Latinos play a vital role in the agriculture industry, from starting movements to advocate for the better treatment of migrant farmworkers to harvesting the produce you see at your local supermarket. As an under-represented community, they’ve face hardships within agriculture but continue to march forward and take pride in their work. Latinos have made many contributions to the agriculture industry, keep reading to learn about their impact!
- Former U.S. Representative Eligio de la Garza II nurtured positive trade relationships between the United States and Mexico and made contributions to the establishment of the North American Free Trade Agreement.

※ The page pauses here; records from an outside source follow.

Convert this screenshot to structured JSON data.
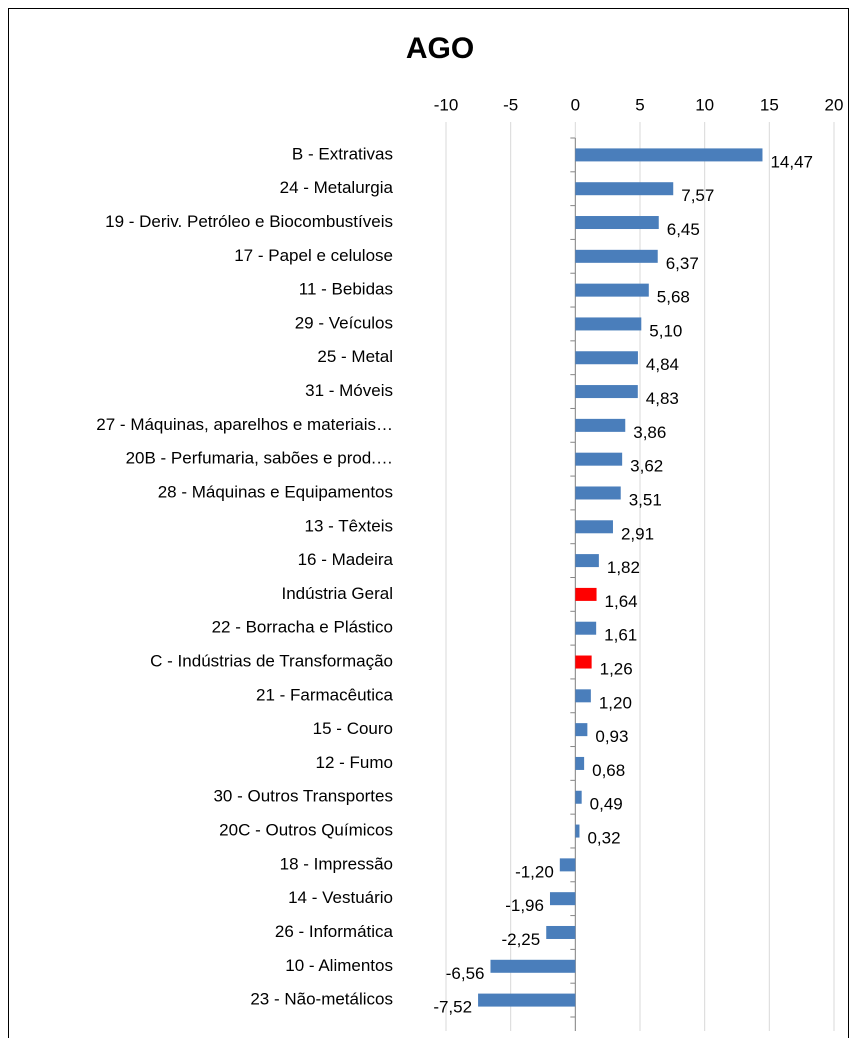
{
  "chart_data": {
    "type": "bar",
    "orientation": "horizontal",
    "title": "AGO",
    "categories": [
      "B - Extrativas",
      "24 - Metalurgia",
      "19 - Deriv. Petróleo e Biocombustíveis",
      "17 - Papel e celulose",
      "11 - Bebidas",
      "29 - Veículos",
      "25 - Metal",
      "31 - Móveis",
      "27 - Máquinas, aparelhos e materiais…",
      "20B - Perfumaria, sabões e prod.…",
      "28 - Máquinas e Equipamentos",
      "13 - Têxteis",
      "16 - Madeira",
      "Indústria Geral",
      "22 - Borracha e Plástico",
      "C - Indústrias de Transformação",
      "21 - Farmacêutica",
      "15 - Couro",
      "12 - Fumo",
      "30 - Outros Transportes",
      "20C - Outros Químicos",
      "18 - Impressão",
      "14 - Vestuário",
      "26 - Informática",
      "10 - Alimentos",
      "23 - Não-metálicos"
    ],
    "values": [
      14.47,
      7.57,
      6.45,
      6.37,
      5.68,
      5.1,
      4.84,
      4.83,
      3.86,
      3.62,
      3.51,
      2.91,
      1.82,
      1.64,
      1.61,
      1.26,
      1.2,
      0.93,
      0.68,
      0.49,
      0.32,
      -1.2,
      -1.96,
      -2.25,
      -6.56,
      -7.52
    ],
    "value_labels": [
      "14,47",
      "7,57",
      "6,45",
      "6,37",
      "5,68",
      "5,10",
      "4,84",
      "4,83",
      "3,86",
      "3,62",
      "3,51",
      "2,91",
      "1,82",
      "1,64",
      "1,61",
      "1,26",
      "1,20",
      "0,93",
      "0,68",
      "0,49",
      "0,32",
      "-1,20",
      "-1,96",
      "-2,25",
      "-6,56",
      "-7,52"
    ],
    "colors": [
      "#4a7ebb",
      "#4a7ebb",
      "#4a7ebb",
      "#4a7ebb",
      "#4a7ebb",
      "#4a7ebb",
      "#4a7ebb",
      "#4a7ebb",
      "#4a7ebb",
      "#4a7ebb",
      "#4a7ebb",
      "#4a7ebb",
      "#4a7ebb",
      "#ff0000",
      "#4a7ebb",
      "#ff0000",
      "#4a7ebb",
      "#4a7ebb",
      "#4a7ebb",
      "#4a7ebb",
      "#4a7ebb",
      "#4a7ebb",
      "#4a7ebb",
      "#4a7ebb",
      "#4a7ebb",
      "#4a7ebb"
    ],
    "xlim": [
      -10,
      20
    ],
    "xticks": [
      -10,
      -5,
      0,
      5,
      10,
      15,
      20
    ],
    "grid": true
  }
}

- The nonprofit organization Adelante Mujeres provides training to Latino farmers and gardeners to help them sustainably grow to produce and market their products.
- Hispanic-operated farms sold $21.8 billion in agricultural products in 2017, with 59 percent ($12.8 billion) in crop sales and 41 percent ($9.0 billion) in sales of livestock and livestock products. -2017 Census
- Cesar Chavez was an American labor leader and activist who led nonviolent strikes and boycotts to bring change and protection for farmworkers.
- Dolores Huerta was a civil rights activist who, alongside Cesar Chavez founded the National Farmworkers Association which later became the United Farm Workers.
- According to the 2017 Census, there are 11,699 Hispanic-operated farms specializing in fruit, tree nut, and berry production.
- Latino-owned farms accounted for 5.6 percent of total U.S. agriculture sales in 2017.
- Texas has the most Hispanic producers than any other state.
- There are 112,451 Hispanic producers in the United States.
- Hispanic Farm owners increased by 21 percent between 2007 and 2012.
- Hispanics own 32 million acres of farmland in the United States.
- According to the U.S. Department of Agriculture (USDA), Latinos are the second largest ethnic group of farm operators in the United States.